Man Group managed about $228.7 billion in assets at the end of March, spanning public and private markets. The firm, led by chief executive Robyn Grew, has been expanding its global footprint while trying to deepen relationships with long-term capital pools at a time when the Gulf has become a central battleground for asset managers competing for mandates.
Abu Dhabi’s appeal rests on a combination of sovereign wealth, regulatory infrastructure, tax efficiency and proximity to some of the world’s largest pools of state-backed capital. The emirate is home to major investment institutions including Abu Dhabi Investment Authority, Mubadala Investment Company and ADQ, while its financial centre has sought to position itself as a gateway between Asia, Europe and the Middle East.
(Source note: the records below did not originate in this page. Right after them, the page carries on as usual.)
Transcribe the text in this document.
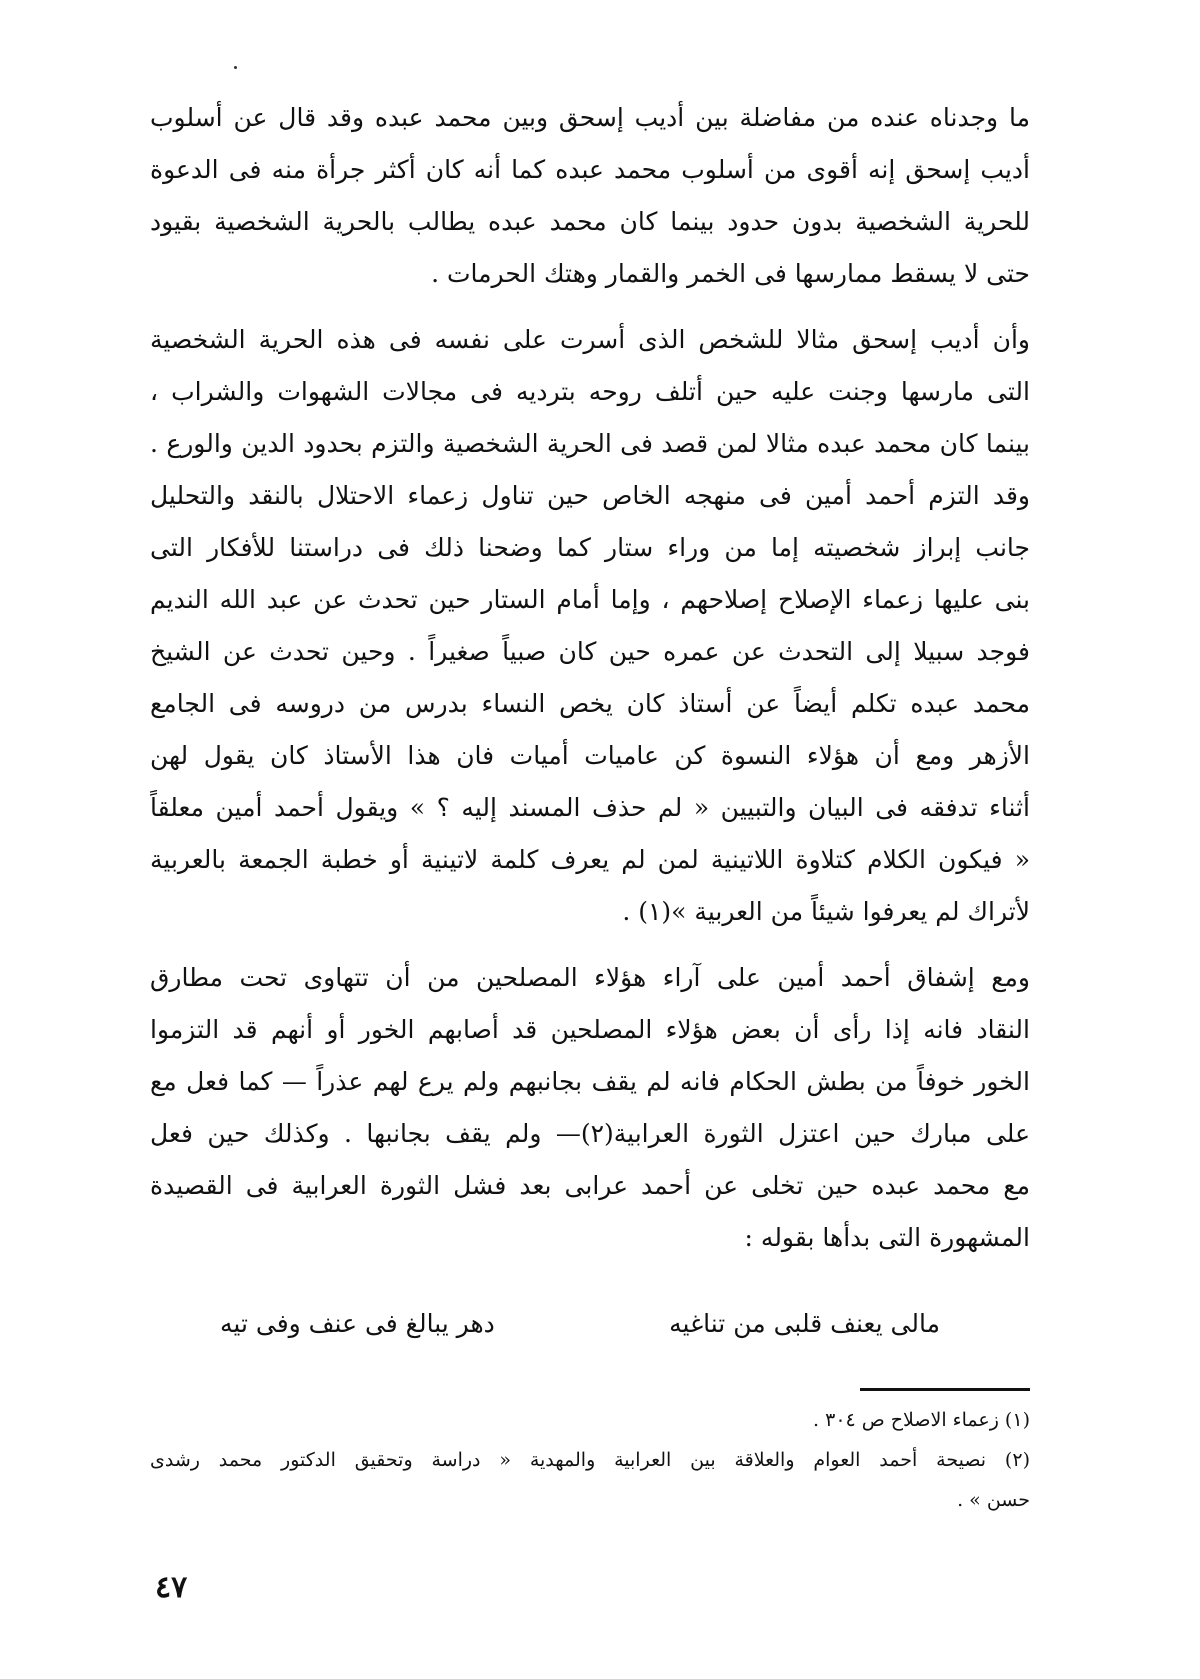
ما وجدناه عنده من مفاضلة بين أديب إسحق وبين محمد عبده وقد قال عن أسلوب
أديب إسحق إنه أقوى من أسلوب محمد عبده كما أنه كان أكثر جرأة منه فى الدعوة
للحرية الشخصية بدون حدود بينما كان محمد عبده يطالب بالحرية الشخصية بقيود
حتى لا يسقط ممارسها فى الخمر والقمار وهتك الحرمات .
وأن أديب إسحق مثالا للشخص الذى أسرت على نفسه فى هذه الحرية الشخصية
التى مارسها وجنت عليه حين أتلف روحه بترديه فى مجالات الشهوات والشراب ،
بينما كان محمد عبده مثالا لمن قصد فى الحرية الشخصية والتزم بحدود الدين والورع .
وقد التزم أحمد أمين فى منهجه الخاص حين تناول زعماء الاحتلال بالنقد والتحليل
جانب إبراز شخصيته إما من وراء ستار كما وضحنا ذلك فى دراستنا للأفكار التى
بنى عليها زعماء الإصلاح إصلاحهم ، وإما أمام الستار حين تحدث عن عبد الله النديم
فوجد سبيلا إلى التحدث عن عمره حين كان صبياً صغيراً . وحين تحدث عن الشيخ
محمد عبده تكلم أيضاً عن أستاذ كان يخص النساء بدرس من دروسه فى الجامع
الأزهر ومع أن هؤلاء النسوة كن عاميات أميات فان هذا الأستاذ كان يقول لهن
أثناء تدفقه فى البيان والتبيين « لم حذف المسند إليه ؟ » ويقول أحمد أمين معلقاً
« فيكون الكلام كتلاوة اللاتينية لمن لم يعرف كلمة لاتينية أو خطبة الجمعة بالعربية
لأتراك لم يعرفوا شيئاً من العربية »(١) .
ومع إشفاق أحمد أمين على آراء هؤلاء المصلحين من أن تتهاوى تحت مطارق
النقاد فانه إذا رأى أن بعض هؤلاء المصلحين قد أصابهم الخور أو أنهم قد التزموا
الخور خوفاً من بطش الحكام فانه لم يقف بجانبهم ولم يرع لهم عذراً — كما فعل مع
على مبارك حين اعتزل الثورة العرابية(٢)— ولم يقف بجانبها . وكذلك حين فعل
مع محمد عبده حين تخلى عن أحمد عرابى بعد فشل الثورة العرابية فى القصيدة
المشهورة التى بدأها بقوله :
مالى يعنف قلبى من تناغيه
دهر يبالغ فى عنف وفى تيه
(١) زعماء الاصلاح ص ٣٠٤ .
(٢) نصيحة أحمد العوام والعلاقة بين العرابية والمهدية « دراسة وتحقيق الدكتور محمد رشدى
حسن » .
٤٧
ADGM reported a 36 per cent rise in assets under management during 2025, with the number of asset and fund managers reaching 171 and collectively overseeing 244 funds. Active licences climbed above 12,000, while the workforce inside the financial centre increased sharply as banks, asset managers, fintech companies and professional services firms expanded operations across Al Maryah and Al Reem islands.
Man Group’s planned Abu Dhabi presence fits into a broader shift by hedge funds and alternative investment firms that had previously concentrated their regional activity in London, New York, Hong Kong or Singapore. Abu Dhabi has attracted firms including Brevan Howard, Marshall Wace, TCI Fund Management and Rokos Capital Management, while Dubai has drawn major hedge fund platforms and trading firms through the Dubai International Financial Centre.
The competition between Abu Dhabi and Dubai is becoming more complementary than zero-sum. Dubai remains a preferred base for portfolio managers, traders and private bankers because of its lifestyle, aviation links and established financial ecosystem. Abu Dhabi, by contrast, has built its appeal around institutional capital, sovereign wealth access and a regulatory framework designed to attract fund management, private credit and investment platforms.
For Man Group, a local office can help strengthen coverage of regional investors at a time when large allocators are demanding more direct engagement from managers. Gulf sovereign investors and family offices have moved beyond passive allocations into more complex strategies, including multi-strategy hedge funds, private credit, infrastructure, real assets and customised mandates. Their ability to write large cheques has made physical presence increasingly important for managers competing for long-term relationships.
The timing also reflects changes in the hedge fund industry. Global managers are facing fee pressure, volatile performance cycles and intense competition for capital. A presence in the Gulf offers access to investors that have continued deploying capital across market cycles, particularly in alternatives. Abu Dhabi’s sovereign wealth institutions have also become more active partners, using joint ventures, anchor commitments and strategic stakes to shape investment platforms rather than simply allocate to external funds.
Man Group enters the region from a position of scale, but not without challenges. The firm reported record assets for 2025, helped by strong inflows and investment performance, yet profit came under pressure from market volatility and lower performance fees. Its first-quarter assets rose only modestly after a large institutional withdrawal from a systematic long-only equity strategy. That underlined both the strength and vulnerability of a platform whose quantitative investment operations remain central to its identity.
Abu Dhabi’s financial centre has sought to convert such global industry shifts into local growth. Regulatory approvals, legal certainty, English common-law foundations and access to regional capital have helped it attract firms that want a regulated base rather than a representative office alone. The expansion has also supported demand for lawyers, compliance officers, risk specialists, fund administrators and technology staff.